Czech critics have made much of the fact that there is a Havel-like character—or characters—in the play, and another character who seems to resemble Milan Kundera. Did you pick this up?

"The way Stoppard wrote the play was that he did research in the various discussions and controversies that Vaclav Havel was involved in during the late 1960s and early 1970s. So in one speech, the two characters, Ferda and Jan (the young Czech rock fan who later becomes a prisoner of conscience) have a debate about the nature of the invasion [of 1968] and the consequences of the invasion. This debate is in essence the debate that Havel had with Kundera, and Kundera is only represented in that one particular instance."

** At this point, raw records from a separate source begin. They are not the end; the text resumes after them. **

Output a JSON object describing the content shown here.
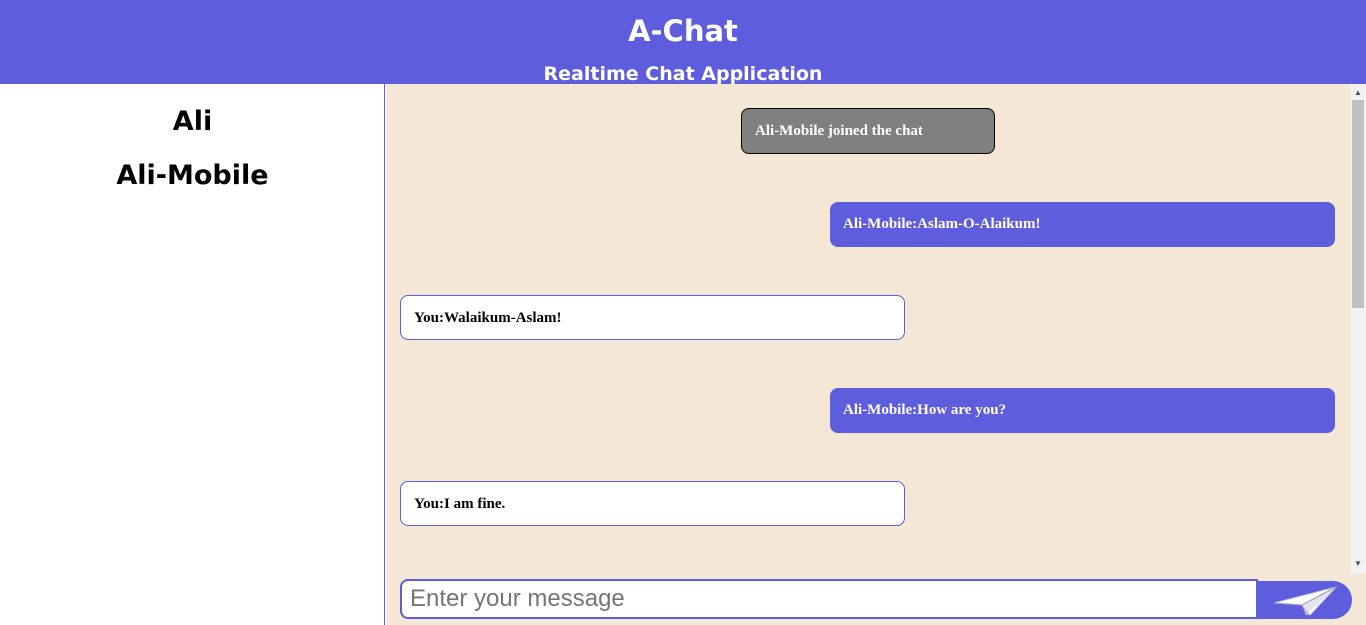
{
  "header": {
    "title": "A-Chat",
    "subtitle": "Realtime Chat Application"
  },
  "sidebar": {
    "users": [
      "Ali",
      "Ali-Mobile"
    ]
  },
  "messages": [
    {
      "type": "system",
      "text": "Ali-Mobile joined the chat"
    },
    {
      "type": "incoming",
      "text": "Ali-Mobile:Aslam-O-Alaikum!"
    },
    {
      "type": "outgoing",
      "text": "You:Walaikum-Aslam!"
    },
    {
      "type": "incoming",
      "text": "Ali-Mobile:How are you?"
    },
    {
      "type": "outgoing",
      "text": "You:I am fine."
    }
  ],
  "composer": {
    "placeholder": "Enter your message",
    "send_icon": "paper-plane-icon"
  },
  "colors": {
    "accent": "#5d5ddd",
    "chat_background": "#f5e7d6",
    "system_message": "#808080"
  }
}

"There is another conversation on the nature of heroism, and Jan says 'I don't want to go to jail, I'm afraid of going to jail, I don't want to be a hero,' and this reflects the controversy that the Chartists had. Havel had a public debate with Ludvik Vaculik and Petr Pithart about the nature of heroism in the dissident community, and this is reflected in the play. So what Stoppard has done is that he's taken various real debates that went on at the time and he's boiled them down and put them in the mouths of his two main Czech characters."

Now there is another element to Tom Stoppard's new play, and that is the inclusion of an underground rock band called The Plastic People of the Universe. You sang with the Plastics in the 1970s—did Tom Stoppard consult with you about the content of the story while he was writing the play?

"Yes, he did. He consulted with me and he also spent a lot of time talking to Jaroslav Riedl, who is the top Czech historian of the underground. Stoppard asked a lot very specific questions about how the underground scene unfolded. What is mainly represented in the play is the coming together of these two currents—that is, the cultural opposition represented by The Plastic People of the Universe and the other bands around them, and the intellectual opposition represented by Vaclav Havel and other writers. What he's done is try to explain through the course of the play how the intellectual opposition gradually came to realize the importance of this cultural opposition in political terms. Of course they have a debate about whether or not it's politics or art, and that again represents a discussion that Havel once had with Ivan Jirous and Milan Hlavsa, who insisted that there was nothing political about the Plastic People. Havel's position was that it doesn't matter whether they think the band is political or not, that the important thing is that any authentic expression in that regime—in that system—automatically becomes political."